17. Il résulte des dispositions citées au point 14 que les schémas directeurs d'aménagement et de gestion des eaux doivent se borner à fixer des orientations et des objectifs, ces derniers pouvant être, en partie, exprimés sous forme quantitative. Les autorisations délivrées au titre de la législation de l'eau sont soumises à une simple obligation de compatibilité avec ces orientations et objectifs. Pour apprécier cette compatibilité, il appartient au juge administratif de rechercher, dans le cadre d'une analyse globale le conduisant à se placer à l'échelle de l'ensemble du territoire couvert, si l'autorisation ne contrarie pas les objectifs qu'impose le schéma, compte tenu des orientations adoptées et de leur degré de précision, sans rechercher l'adéquation de l'autorisation au regard chaque disposition ou objectif particulier.

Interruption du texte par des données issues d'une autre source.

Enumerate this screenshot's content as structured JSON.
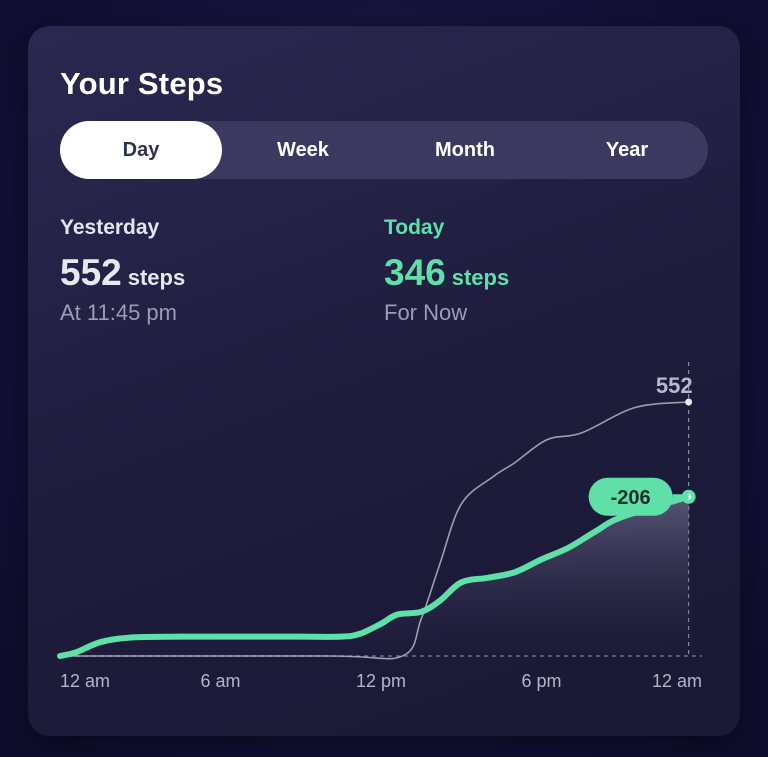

18. Il résulte de l'instruction que le projet en litige consiste en l'installation d'une pico-centrale qui court-circuite deux branches du ruisseau de l'Estat, pour un débit de 15 litres par seconde (l/s) générant une puissance maximale de 22,2 kilowatts, afin de permettre l'alimentation électrique du refuge dit B... de Rioumajou. La prise d'eau P1 (5 l/s) est située sur la branche rive droite tandis que la prise d'eau P2 (10 l/s) est située sur la branche rive gauche. Elles alimentent deux tuyaux de transfert, d'une longueur de 150 mètres à partir de P1 et de 50 mètres à partir de P2, puis une conduite forcée enterrée d'une longueur de 820 mètres environ jusqu'à l'usine encastrée dans le bas du versant à proximité du ruisseau. Les eaux sont restituées en contrebas de l'usine, à environ 140 mètres de la confluence du ruisseau avec la Neste du Rioumajou. Le projet concerne ainsi une alimentation électrique, provenant de l'énergie hydroélectrique, de faible puissance et très localisée.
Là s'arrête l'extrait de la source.